Подруга смотрит на нее. Подруга видит:
Вот эта самая Мурка, хохотушка и забавница, светлокосая Мурка, еще недавно, минувшею зимою, была самой жизнерадостной на курсе. Вот эта самая Мурка умела заразительно смеяться и наполнять своей задорною и ясною веселостью аудиторию. Эта ли?
Подруга придвигается к ней ближе.
— Мурочка... Как же так? Должен же он, в конце-концов, нести какие-нибудь тяготы!..
— Перестань...
— Не перестану!.. Это глупо! Страшно глупо!.. Почему ты мучилась дома, не рожала в родильном? Почему теперь маешься? Ведь ты такая беспомощная. Он обязан тебе помочь! Слышишь, обязан!
— Перестань...
Ребенок начинает кричать. Сморщенное личико, над которым тревожно наклоняются две головы, багровеет. Ни глаз, ни милых ямочек на щеках, ничего детски привлекательного, — один только рот. Влажный, темный, вздрагивающий провал, откуда несется неуемный, сверлящий уши рев и писк звереныша.
И когда после долгих усилий ребенка удается успокоить, и мать и ее подруга молча отходят в разные углы комнаты.
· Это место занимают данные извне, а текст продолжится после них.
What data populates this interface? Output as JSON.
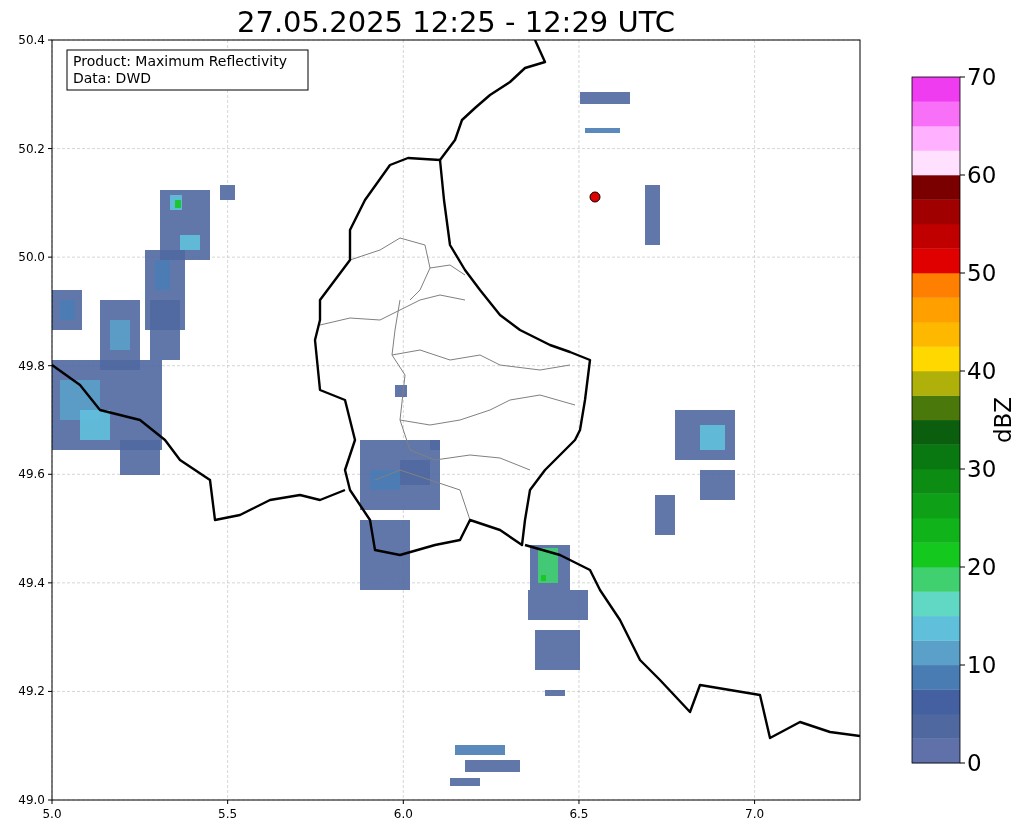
{
  "title": "27.05.2025 12:25 - 12:29 UTC",
  "info_box": [
    "Product: Maximum Reflectivity",
    "Data: DWD"
  ],
  "x_ticks": [
    "5.0",
    "5.5",
    "6.0",
    "6.5",
    "7.0"
  ],
  "y_ticks": [
    "50.4",
    "50.2",
    "50.0",
    "49.8",
    "49.6",
    "49.4",
    "49.2",
    "49.0"
  ],
  "colorbar": {
    "label": "dBZ",
    "ticks": [
      "70",
      "60",
      "50",
      "40",
      "30",
      "20",
      "10",
      "0"
    ],
    "colors": [
      {
        "color": "#6070a8"
      },
      {
        "color": "#5068a0"
      },
      {
        "color": "#4460a0"
      },
      {
        "color": "#4a7cb4"
      },
      {
        "color": "#5aa0c8"
      },
      {
        "color": "#60c0dc"
      },
      {
        "color": "#60d8c4"
      },
      {
        "color": "#40d070"
      },
      {
        "color": "#14c81e"
      },
      {
        "color": "#10b41a"
      },
      {
        "color": "#0ea016"
      },
      {
        "color": "#0c8c12"
      },
      {
        "color": "#0a7810"
      },
      {
        "color": "#0a5e0e"
      },
      {
        "color": "#4a780a"
      },
      {
        "color": "#b0b00a"
      },
      {
        "color": "#ffd800"
      },
      {
        "color": "#ffb800"
      },
      {
        "color": "#ffa000"
      },
      {
        "color": "#ff8000"
      },
      {
        "color": "#e00000"
      },
      {
        "color": "#c00000"
      },
      {
        "color": "#a00000"
      },
      {
        "color": "#7a0000"
      },
      {
        "color": "#ffe0ff"
      },
      {
        "color": "#ffb0ff"
      },
      {
        "color": "#f870f8"
      },
      {
        "color": "#f03cf0"
      }
    ]
  }
}
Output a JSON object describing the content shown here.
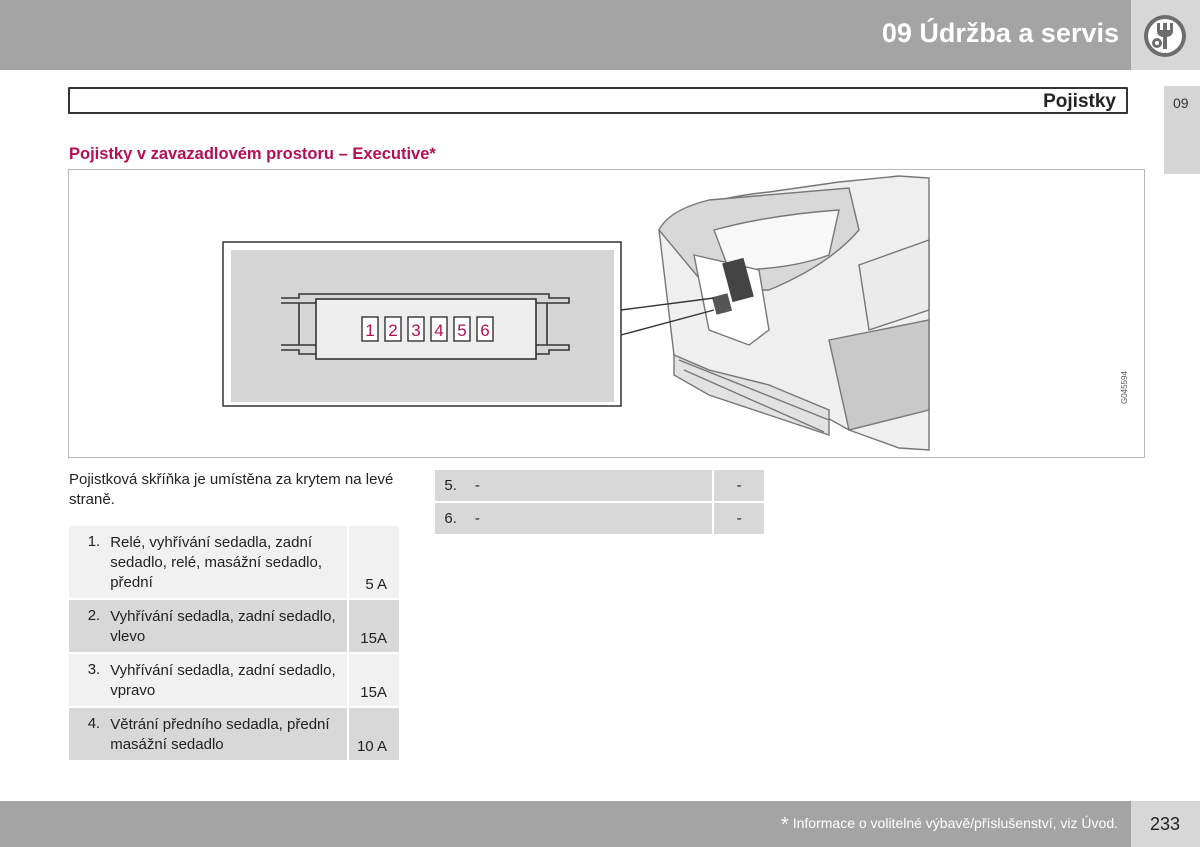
{
  "header": {
    "chapter_title": "09 Údržba a servis"
  },
  "section": {
    "title": "Pojistky"
  },
  "side_tab": {
    "label": "09"
  },
  "subheading": "Pojistky v zavazadlovém prostoru – Executive*",
  "figure": {
    "fuse_labels": [
      "1",
      "2",
      "3",
      "4",
      "5",
      "6"
    ],
    "image_code": "G045594",
    "label_color": "#b40f55"
  },
  "intro_text": "Pojistková skříňka je umístěna za krytem na levé straně.",
  "fuses_left": [
    {
      "num": "1.",
      "desc": "Relé, vyhřívání sedadla, zadní sedadlo, relé, masážní sedadlo, přední",
      "amp": "5 A"
    },
    {
      "num": "2.",
      "desc": "Vyhřívání sedadla, zadní sedadlo, vlevo",
      "amp": "15A"
    },
    {
      "num": "3.",
      "desc": "Vyhřívání sedadla, zadní sedadlo, vpravo",
      "amp": "15A"
    },
    {
      "num": "4.",
      "desc": "Větrání předního sedadla, přední masážní sedadlo",
      "amp": "10 A"
    }
  ],
  "fuses_right": [
    {
      "num": "5.",
      "desc": "-",
      "amp": "-"
    },
    {
      "num": "6.",
      "desc": "-",
      "amp": "-"
    }
  ],
  "footer": {
    "star": "*",
    "note": "Informace o volitelné výbavě/příslušenství, viz Úvod.",
    "page_number": "233"
  }
}
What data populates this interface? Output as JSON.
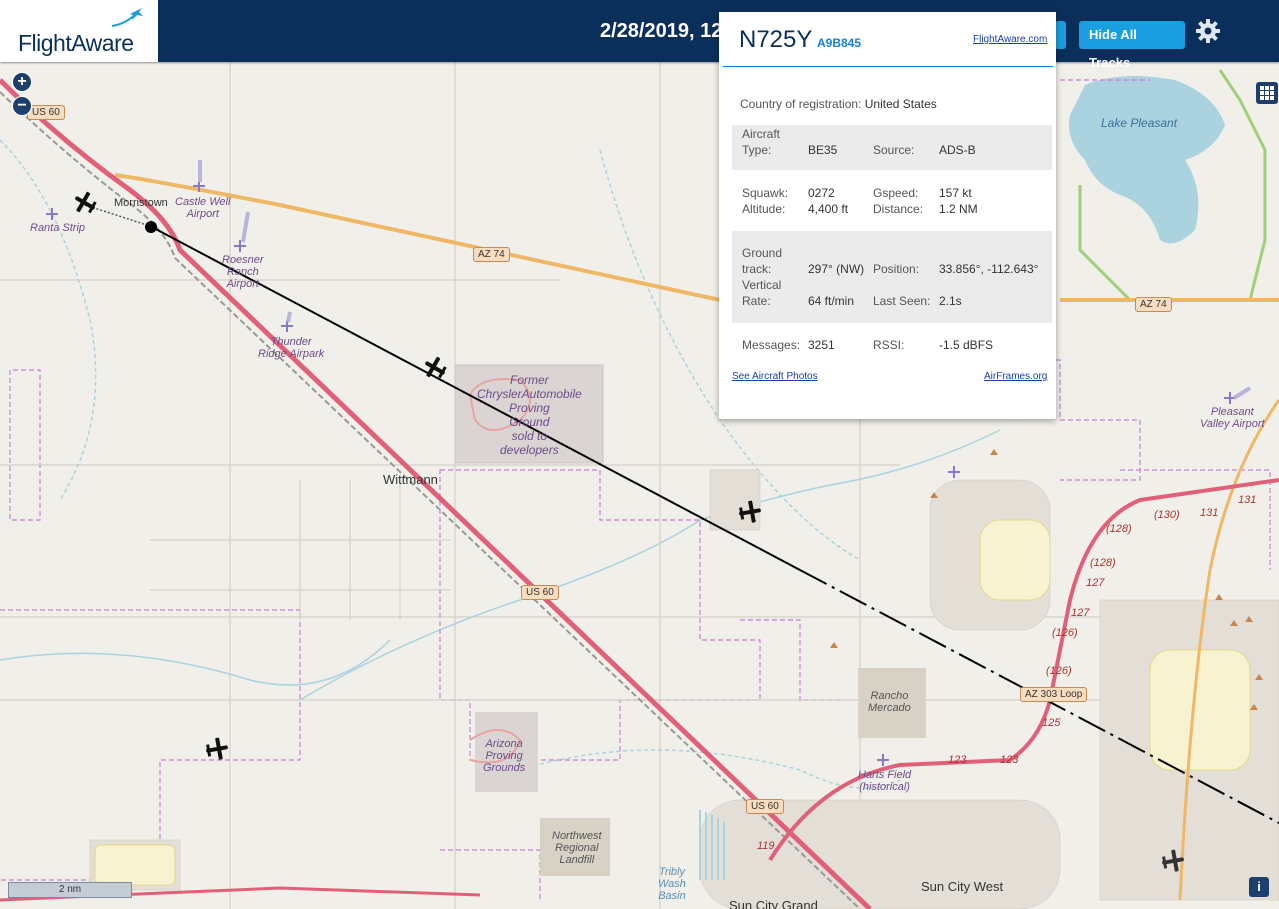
{
  "header": {
    "logo": "FlightAware",
    "date": "2/28/2019, 12",
    "hide_tracks_label": "Hide All Tracks"
  },
  "popup": {
    "ident": "N725Y",
    "hex": "A9B845",
    "flightaware_link": "FlightAware.com",
    "country_label": "Country of registration:",
    "country_value": "United States",
    "rows": {
      "aircraft_type_label": "Aircraft Type:",
      "aircraft_type_value": "BE35",
      "source_label": "Source:",
      "source_value": "ADS-B",
      "squawk_label": "Squawk:",
      "squawk_value": "0272",
      "altitude_label": "Altitude:",
      "altitude_value": "4,400 ft",
      "gspeed_label": "Gspeed:",
      "gspeed_value": "157 kt",
      "distance_label": "Distance:",
      "distance_value": "1.2 NM",
      "ground_track_label": "Ground track:",
      "ground_track_value": "297° (NW)",
      "position_label": "Position:",
      "position_value": "33.856°, -112.643°",
      "vertical_rate_label": "Vertical Rate:",
      "vertical_rate_value": "64 ft/min",
      "last_seen_label": "Last Seen:",
      "last_seen_value": "2.1s",
      "messages_label": "Messages:",
      "messages_value": "3251",
      "rssi_label": "RSSI:",
      "rssi_value": "-1.5 dBFS"
    },
    "photos_link": "See Aircraft Photos",
    "airframes_link": "AirFrames.org"
  },
  "map": {
    "zoom_in": "+",
    "zoom_out": "−",
    "scale_label": "2 nm",
    "info_label": "i",
    "towns": {
      "morristown": "Morristown",
      "wittmann": "Wittmann",
      "sun_city_west": "Sun City West",
      "sun_city_grand": "Sun City Grand"
    },
    "shields": {
      "us60_a": "US 60",
      "us60_b": "US 60",
      "us60_c": "US 60",
      "az74_a": "AZ 74",
      "az74_b": "AZ 74",
      "az303": "AZ 303 Loop"
    },
    "labels": {
      "ranta": "Ranta Strip",
      "castle_well": "Castle Well\nAirport",
      "roesner": "Roesner\nRanch\nAirport",
      "thunder_ridge": "Thunder\nRidge Airpark",
      "chrysler": "Former\nChryslerAutomobile\nProving\nGround\nsold to\ndevelopers",
      "arizona_proving": "Arizona\nProving\nGrounds",
      "rancho_mercado": "Rancho\nMercado",
      "harts_field": "Harts Field\n(historical)",
      "northwest_landfill": "Northwest\nRegional\nLandfill",
      "tribly": "Tribly\nWash\nBasin",
      "lake_pleasant": "Lake Pleasant",
      "pleasant_valley": "Pleasant\nValley Airport"
    },
    "road_numbers": {
      "r119": "119",
      "r123a": "123",
      "r123b": "123",
      "r125": "125",
      "r126a": "(126)",
      "r126b": "(126)",
      "r127a": "127",
      "r127b": "127",
      "r128a": "(128)",
      "r128b": "(128)",
      "r130": "(130)",
      "r131a": "131",
      "r131b": "131"
    }
  },
  "colors": {
    "header_bg": "#0b2f5b",
    "button_blue": "#1a9ee0",
    "highway_orange": "#f0b767",
    "freeway_red": "#e0607a",
    "water_blue": "#aad3df",
    "boundary_purple": "#c77fd4",
    "park_green": "#cfe8a8"
  }
}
Одна с ребенком на руках, другая стыдливо опустив ничем незанятые руки.
Неумело прижимая к себе ребенка, мать силится улыбнуться.
— Ужасно тяжело, когда он плачет... У меня у самой тогда слезы так и текут. Ужасно тяжело!
Тогда подруга не выдерживает. Она порывисто подходит к ней, полуобнимает ее, ласково, но настойчиво говорит:
— Ты должна, Мурочка, что-нибудь сделать!.. Должна потребовать от него помощи!..
— Алименты? — вспыхивает Мурочка и обиженно кривит губы: — Судиться? Да?..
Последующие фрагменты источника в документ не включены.